In a 2010 CAP study, UCLA political scientist Raúl Hinojosa-Ojeda found that enacting a mass deportation policy -- which he described as “not a realistic policy option” -- would reduce economic output by 1.46 percent per year. He added: “This amounts to a cumulative $2.6 trillion in lost GDP over 10 years.”
To get a better sense of what that means, the U.S. economy grew by an annual average of 1.9 percent in 2013. If that enforcement-only immigration policy was in place, that growth would be offset by a loss of 1.46 percent.
The fiscal impact of such a policy would also trickle down into individual states, specifically those with large populations of undocumented immigrants, where their contributions exceed billions of dollars in wages and tax revenue. According to CAP, these states' economies would shrink by billions of dollars:
- Texas: $77.7 billion
- Florida: $33.22 billion
- Arizona: $13.3 billion
- Virginia: $9.68 billion
- Nevada: $7.8 billion
- Colorado: $7.4 billion
The American Immigration Council went even further, estimating how many billions of dollars in revenue certain states would lose in economic activity if all undocumented residents were deported. California, the state with the largest population of undocumented immigrants, would lose an extraordinary $301.6 billion.
Others include:
- Texas: $69.3 billion
- Florida: $43.9 billion
- Arizona: $48.8 billion
- Virginia: $11.2 billion
- Nevada: $9.7 billion
- Colorado: $8 billion
And there's more:
- A report by the Institute of Taxation and Economic Policy found that in 2010, undocumented immigrants collectively paid an estimated $10.6 billion in state and local taxes.

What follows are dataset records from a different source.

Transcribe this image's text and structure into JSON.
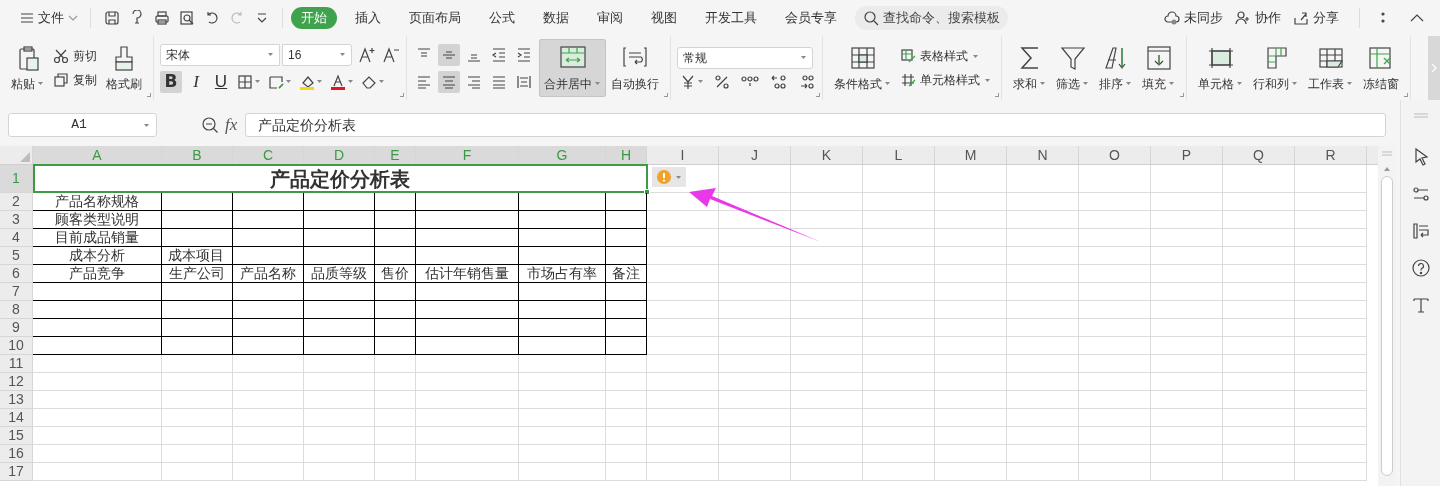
{
  "top_bar": {
    "file_menu": "文件",
    "tabs": [
      {
        "label": "开始",
        "selected": true
      },
      {
        "label": "插入",
        "selected": false
      },
      {
        "label": "页面布局",
        "selected": false
      },
      {
        "label": "公式",
        "selected": false
      },
      {
        "label": "数据",
        "selected": false
      },
      {
        "label": "审阅",
        "selected": false
      },
      {
        "label": "视图",
        "selected": false
      },
      {
        "label": "开发工具",
        "selected": false
      },
      {
        "label": "会员专享",
        "selected": false
      }
    ],
    "search_placeholder": "查找命令、搜索模板",
    "actions": [
      "未同步",
      "协作",
      "分享"
    ]
  },
  "ribbon": {
    "groups": [
      {
        "items": [
          {
            "kind": "large",
            "label": "粘贴",
            "dropdown": true
          },
          {
            "kind": "stack",
            "items": [
              {
                "label": "剪切"
              },
              {
                "label": "复制"
              }
            ]
          },
          {
            "kind": "large",
            "label": "格式刷",
            "dropdown": false
          }
        ]
      },
      {
        "items": [
          {
            "kind": "font",
            "font": "宋体",
            "size": "16",
            "tools": [
              {
                "kind": "bold",
                "label": "B",
                "selected": true
              },
              {
                "kind": "italic",
                "label": "I",
                "selected": false
              },
              {
                "kind": "underline",
                "label": "U",
                "selected": false
              },
              {
                "kind": "icon",
                "selected": false
              },
              {
                "kind": "icon",
                "selected": false
              },
              {
                "kind": "icon",
                "selected": false
              },
              {
                "kind": "icon",
                "selected": false
              },
              {
                "kind": "icon",
                "selected": false
              }
            ]
          }
        ]
      },
      {
        "items": [
          {
            "kind": "align",
            "rows": [
              [
                {
                  "selected": false
                },
                {
                  "selected": true
                },
                {
                  "selected": false
                },
                {
                  "selected": false
                },
                {
                  "selected": false
                }
              ],
              [
                {
                  "selected": false
                },
                {
                  "selected": true
                },
                {
                  "selected": false
                },
                {
                  "selected": false
                },
                {
                  "selected": false
                }
              ]
            ]
          },
          {
            "kind": "large",
            "label": "合并居中",
            "dropdown": true,
            "selected": true
          },
          {
            "kind": "large",
            "label": "自动换行",
            "dropdown": false
          }
        ]
      },
      {
        "items": [
          {
            "kind": "number",
            "format": "常规"
          }
        ]
      },
      {
        "items": [
          {
            "kind": "large",
            "label": "条件格式",
            "dropdown": true
          },
          {
            "kind": "stack",
            "items": [
              {
                "label": "表格样式",
                "dropdown": true
              },
              {
                "label": "单元格样式",
                "dropdown": true
              }
            ]
          }
        ]
      },
      {
        "items": [
          {
            "kind": "large",
            "label": "求和",
            "dropdown": true
          },
          {
            "kind": "large",
            "label": "筛选",
            "dropdown": true
          },
          {
            "kind": "large",
            "label": "排序",
            "dropdown": true
          },
          {
            "kind": "large",
            "label": "填充",
            "dropdown": true
          }
        ]
      },
      {
        "items": [
          {
            "kind": "large",
            "label": "单元格",
            "dropdown": true
          },
          {
            "kind": "large",
            "label": "行和列",
            "dropdown": true
          },
          {
            "kind": "large",
            "label": "工作表",
            "dropdown": true
          },
          {
            "kind": "large",
            "label": "冻结窗",
            "dropdown": false
          }
        ]
      }
    ]
  },
  "formula_bar": {
    "name_box": "A1",
    "fx": "fx",
    "value": "产品定价分析表"
  },
  "columns": [
    {
      "label": "A",
      "selected": true
    },
    {
      "label": "B",
      "selected": true
    },
    {
      "label": "C",
      "selected": true
    },
    {
      "label": "D",
      "selected": true
    },
    {
      "label": "E",
      "selected": true
    },
    {
      "label": "F",
      "selected": true
    },
    {
      "label": "G",
      "selected": true
    },
    {
      "label": "H",
      "selected": true
    },
    {
      "label": "I",
      "selected": false
    },
    {
      "label": "J",
      "selected": false
    },
    {
      "label": "K",
      "selected": false
    },
    {
      "label": "L",
      "selected": false
    },
    {
      "label": "M",
      "selected": false
    },
    {
      "label": "N",
      "selected": false
    },
    {
      "label": "O",
      "selected": false
    },
    {
      "label": "P",
      "selected": false
    },
    {
      "label": "Q",
      "selected": false
    },
    {
      "label": "R",
      "selected": false
    }
  ],
  "rows": [
    {
      "number": "1",
      "selected": true,
      "bordered": true,
      "cells": {
        "A": {
          "text": "产品定价分析表",
          "kind": "title"
        }
      }
    },
    {
      "number": "2",
      "selected": false,
      "bordered": true,
      "cells": {
        "A": {
          "text": "产品名称规格",
          "kind": "centered"
        }
      }
    },
    {
      "number": "3",
      "selected": false,
      "bordered": true,
      "cells": {
        "A": {
          "text": "顾客类型说明",
          "kind": "centered"
        }
      }
    },
    {
      "number": "4",
      "selected": false,
      "bordered": true,
      "cells": {
        "A": {
          "text": "目前成品销量",
          "kind": "centered"
        }
      }
    },
    {
      "number": "5",
      "selected": false,
      "bordered": true,
      "cells": {
        "A": {
          "text": "成本分析",
          "kind": "centered"
        },
        "B": {
          "text": "成本项目",
          "kind": "left"
        }
      }
    },
    {
      "number": "6",
      "selected": false,
      "bordered": true,
      "cells": {
        "A": {
          "text": "产品竞争",
          "kind": "centered"
        },
        "B": {
          "text": "生产公司",
          "kind": "centered"
        },
        "C": {
          "text": "产品名称",
          "kind": "centered"
        },
        "D": {
          "text": "品质等级",
          "kind": "centered"
        },
        "E": {
          "text": "售价",
          "kind": "centered"
        },
        "F": {
          "text": "估计年销售量",
          "kind": "centered"
        },
        "G": {
          "text": "市场占有率",
          "kind": "centered"
        },
        "H": {
          "text": "备注",
          "kind": "centered"
        }
      }
    },
    {
      "number": "7",
      "selected": false,
      "bordered": true,
      "cells": {}
    },
    {
      "number": "8",
      "selected": false,
      "bordered": true,
      "cells": {}
    },
    {
      "number": "9",
      "selected": false,
      "bordered": true,
      "cells": {}
    },
    {
      "number": "10",
      "selected": false,
      "bordered": true,
      "cells": {}
    },
    {
      "number": "11",
      "selected": false,
      "bordered": false,
      "cells": {}
    },
    {
      "number": "12",
      "selected": false,
      "bordered": false,
      "cells": {}
    },
    {
      "number": "13",
      "selected": false,
      "bordered": false,
      "cells": {}
    },
    {
      "number": "14",
      "selected": false,
      "bordered": false,
      "cells": {}
    },
    {
      "number": "15",
      "selected": false,
      "bordered": false,
      "cells": {}
    },
    {
      "number": "16",
      "selected": false,
      "bordered": false,
      "cells": {}
    },
    {
      "number": "17",
      "selected": false,
      "bordered": false,
      "cells": {}
    }
  ]
}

- A Harvard University study found that undocumented immigrants were responsible for keeping the Medicare health care program solvent, adding about $14 billion a year -- even as native-born Americans accounted for a $31 billion deficit to the program. Undocumented immigrants contributed $115.2 billion more to the trust fund than they withdrew.

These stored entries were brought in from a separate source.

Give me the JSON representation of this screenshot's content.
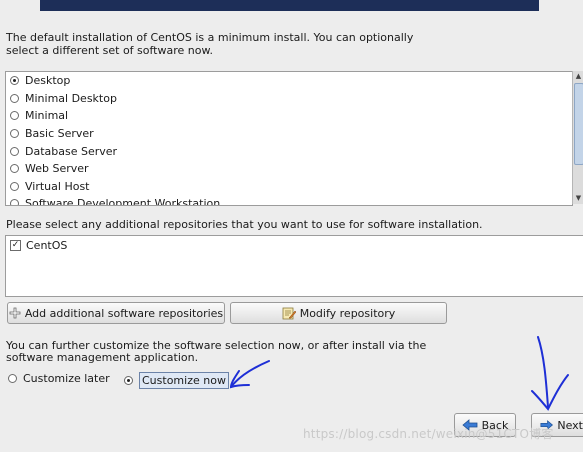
{
  "intro_text": "The default installation of CentOS is a minimum install. You can optionally select a different set of software now.",
  "software_list": {
    "items": [
      {
        "label": "Desktop",
        "selected": true
      },
      {
        "label": "Minimal Desktop",
        "selected": false
      },
      {
        "label": "Minimal",
        "selected": false
      },
      {
        "label": "Basic Server",
        "selected": false
      },
      {
        "label": "Database Server",
        "selected": false
      },
      {
        "label": "Web Server",
        "selected": false
      },
      {
        "label": "Virtual Host",
        "selected": false
      },
      {
        "label": "Software Development Workstation",
        "selected": false
      }
    ]
  },
  "repos": {
    "label": "Please select any additional repositories that you want to use for software installation.",
    "items": [
      {
        "label": "CentOS",
        "checked": true
      }
    ]
  },
  "buttons": {
    "add_repo": "Add additional software repositories",
    "modify_repo": "Modify repository",
    "back": "Back",
    "next": "Next"
  },
  "customize": {
    "text": "You can further customize the software selection now, or after install via the software management application.",
    "later": "Customize later",
    "now": "Customize now",
    "selected": "now"
  },
  "watermark": "https://blog.csdn.net/weixin@51CTO博客",
  "colors": {
    "banner": "#1d2e58",
    "annotation": "#1e2fd6",
    "background": "#ededed"
  }
}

While it's undeniable that this policy would result in substantial economic losses, what would be even more devastating would be the effects on the lives of undocumented immigrants and other citizens who are presumed to be undocumented.
For example, soon after Alabama passed its HB56 anti-immigrant law, which was aimed at making life so difficult for undocumented residents that they "self-deported," an Immigration Policy Center study found that the law had “created an environment in which harassment, discrimination, and abuse are prevalent.”
IPC reported:
It provides an invitation to police to single out people they suspect of being unauthorized, resulting in profiling and discrimination. Furthermore, private individuals and businesses have taken it upon themselves to demand proof of legal status from people they suspect of being unlawfully present. One woman reported that a clerk at a major discount store told her she needed proof of U.S. citizenship to fill a prescription. Human Rights Watch and others have reported that strangers make disparaging or abusive remarks in public to those who appear “foreign,” and that Latino school children are being traumatized and bullied by their classmates.35 As one observer noted: "[The law] has turned a significant class of people, effectively, into legal nonpersons, subjecting them to a kind of legal exile. It has destroyed lives, ripped apart families, devastated communities and left our economy in shatters.
As the Pew Research Center found, the majority of undocumented immigrants are long-time residents of the United States, with nearly two-thirds having lived in the country for at least 10 years. Pew further reported that “at least 9 million people are in 'mixed-status' families that include at least one unauthorized adult and at least one U.S.-born child. This makes up 54% of the 16.6 million people in families with at least one unauthorized immigrant. There are 400,000 unauthorized immigrant children in such families who have U.S.-born siblings.”
Though an enforcement-only policy would have the effect of apprehending and deporting undocumented immigrants, it's not unlikely that many of their American family members would also leave with them.